In the next village, Santa Croya de Tera, a man pulled up alongside us on his bicycle with a basket full of apples strapped to its front. He didn’t hesitate in offering us a couple of the apples each, which we gladly accepted. We thanked him as he pedalled off down the road. The gesture was sweet, and so wonderfully wholesome also. At the next village, Santa Marta de Tera, we stopped for a spot of lunch and more zero percent beer, which was to become a staple of our afternoon dining experiences in the weeks to come. We ate and drank with gusto, and were offered free candy from a jar as we left. I was happy to receive a long red strap of liquorice and chewed away on it gladly as we set off out into the sun once more.
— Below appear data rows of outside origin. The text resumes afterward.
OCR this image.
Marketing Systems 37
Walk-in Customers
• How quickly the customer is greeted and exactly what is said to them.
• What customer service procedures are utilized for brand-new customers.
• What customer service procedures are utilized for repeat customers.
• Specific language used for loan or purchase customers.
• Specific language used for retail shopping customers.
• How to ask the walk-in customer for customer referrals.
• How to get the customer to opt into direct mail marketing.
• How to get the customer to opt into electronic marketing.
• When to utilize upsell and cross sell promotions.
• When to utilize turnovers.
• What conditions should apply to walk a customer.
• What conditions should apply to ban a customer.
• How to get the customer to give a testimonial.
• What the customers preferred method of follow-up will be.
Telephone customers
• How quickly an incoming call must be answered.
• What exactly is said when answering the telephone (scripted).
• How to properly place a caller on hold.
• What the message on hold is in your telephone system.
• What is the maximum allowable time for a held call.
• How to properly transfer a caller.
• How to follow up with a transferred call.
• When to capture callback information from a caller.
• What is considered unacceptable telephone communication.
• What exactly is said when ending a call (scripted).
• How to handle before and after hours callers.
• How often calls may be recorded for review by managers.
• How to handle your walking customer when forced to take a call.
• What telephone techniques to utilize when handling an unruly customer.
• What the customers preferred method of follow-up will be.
The final seven kilometres of the day were painless and constituted nothing more than a leisurely stroll along flat terrain that had been planted out in row after row of fast growing trees. The tall trunks and autumn coloured foliage provided wonderful shade in the late afternoon sun, and added to the sense of ease that came with the remainder of the afternoon. When we weren’t surrounded by trees we were instead surrounded by fields of ripening vegetables, streams and large ponds.

We stepped away from the Via and headed towards Camarzana de Tera, which was a few kilometres off the Camino proper. There we found our accommodation for the night – Hotel Juan Manuel. It was a large hotel come Truck Stop, with a restaurant beneath it and a busy Repsol service station alongside it, all in the (seeming) middle of nowhere. From the outside it didn’t look like much, and I silently questioned Daan’s choice of abode. If anything its immidiate appearance suggested that the rooms within were charged by the hour as opposed to by the night. But how wrong I was.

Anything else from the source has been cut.